Tenho quatro filhos – três garotas (uma de 29, outra de 26 e a terceira de 13 anos) e um rapaz (24 anos). O aborto não foi recurso para minha mulher e eu nem quando não tínhamos condição de ter a primeira filha por sermos muito jovens e despreparados, ou quando já tínhamos três filhos crescidos e engravidarmos novamente, ainda mais com a minha mulher não sendo mais tão jovem, era visto por amigos e parentes como “loucura”.
Todavia, minha posição sobre o aborto foi mudando ao longo da vida conforme fui entendendo o mal irreparável que o fundamentalismo religioso e a violação do preceito constitucional sobre o Estado ser laico causam ao Terceiro Mundo ao produzirem milhões de famílias desestruturadas e cheias de filhos que não podem criar. Desde então, passei a considerar o aborto como um direito de quem quer, ainda que, para minha mulher e eu, continue não valendo, pois jamais nos arrependemos da quarta gravidez mesmo com todas as dificuldades…
Vá lá que o aborto puro e simples ainda seja polêmico até em alguns países desenvolvidos. Agora, obrigar uma mulher a levar até o fim a gravidez de um feto anencéfalo – que nascerá sem cérebro e, portanto, condenado a morte em minutos, dias, semanas ou, no máximo, 1 ou 2 anos após ser dado à luz – não deveria ser questão polêmica, pois se trata de uma violência, de uma imposição medieval que já foi ultrapassada e extinta em TODOS, absolutamente TODOS os países desenvolvidos.
Estados Unidos, Canadá, Cuba, Inglaterra, Suíça, França, Alemanha, Noruega (melhor IDH do mundo), Espanha, Portugal, Itália, Rússia, Austrália, China e vários outros países já ultrapassaram a Idade Média e hoje não apenas permitem o aborto de fetos sem cérebro como oferecem o procedimento nos seus sistemas públicos de saúde. E o que é mais: aborto legal feito pelo Estado para quem quer e precisa é considerado uma conquista dessas sociedades.
Minha mulher e a filha mais velha são terminantemente contrárias ao aborto de fetos normais e entendem que deva ser assim para elas e para os outros. A segunda filha, que pensava como a mãe e a irmã e que reside na Austrália há quase três anos, onde faz faculdade, com a experiência de conhecer de perto um país desenvolvido em que o aborto seguro se comprova uma conquista para quem quiser enxergar, mudou de opinião.
Agora, nem esposa nem filhas sequer cogitam apoiar que uma mulher seja obrigada a levar até o fim uma gravidez só para ver seu bebê morrer pouco depois do parto. Nesse caso, todas elas entendem que não há o que discutir. Interromper uma gravidez como essa, dizem ser um ato de piedade não só para com a mãe – que se arrisca a perecer em uma gravidez desse tipo –, mas para com o próprio filho.

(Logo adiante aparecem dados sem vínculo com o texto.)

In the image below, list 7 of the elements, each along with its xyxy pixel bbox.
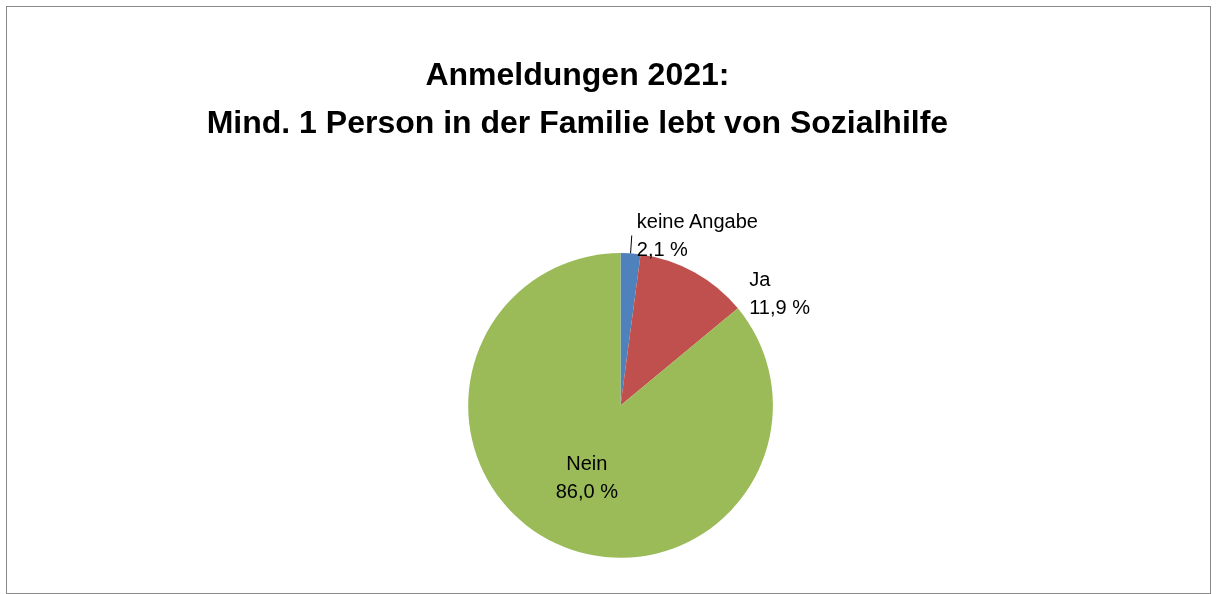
slice-label: keine Angabe (636, 210, 758, 233)
slice-label: Nein (566, 452, 608, 475)
data-label: 86,0 % (555, 480, 619, 503)
slice-label: Ja (749, 268, 772, 291)
chart-title: Anmeldungen 2021: Mind. 1 Person in der Familie lebt von Sozialhilfe (206, 56, 949, 140)
data-label: 2,1 % (636, 238, 689, 261)
data-label: 11,9 % (749, 296, 811, 319)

Enquanto isso, igrejas se mobilizam para obrigar o Brasil a continuar no clube da América Latina e da África, regiões que vivem em um período da história obscurecido por dogmas religiosos medievais que obrigam mulheres a darem à luz filhos virtualmente mortos. Libertar este país dos fanáticos religiosos, pois, é primordial para que deixe de ser pobre e atrasado. As religiões passam dos limites ao exigirem tal sofrimento para a mulher.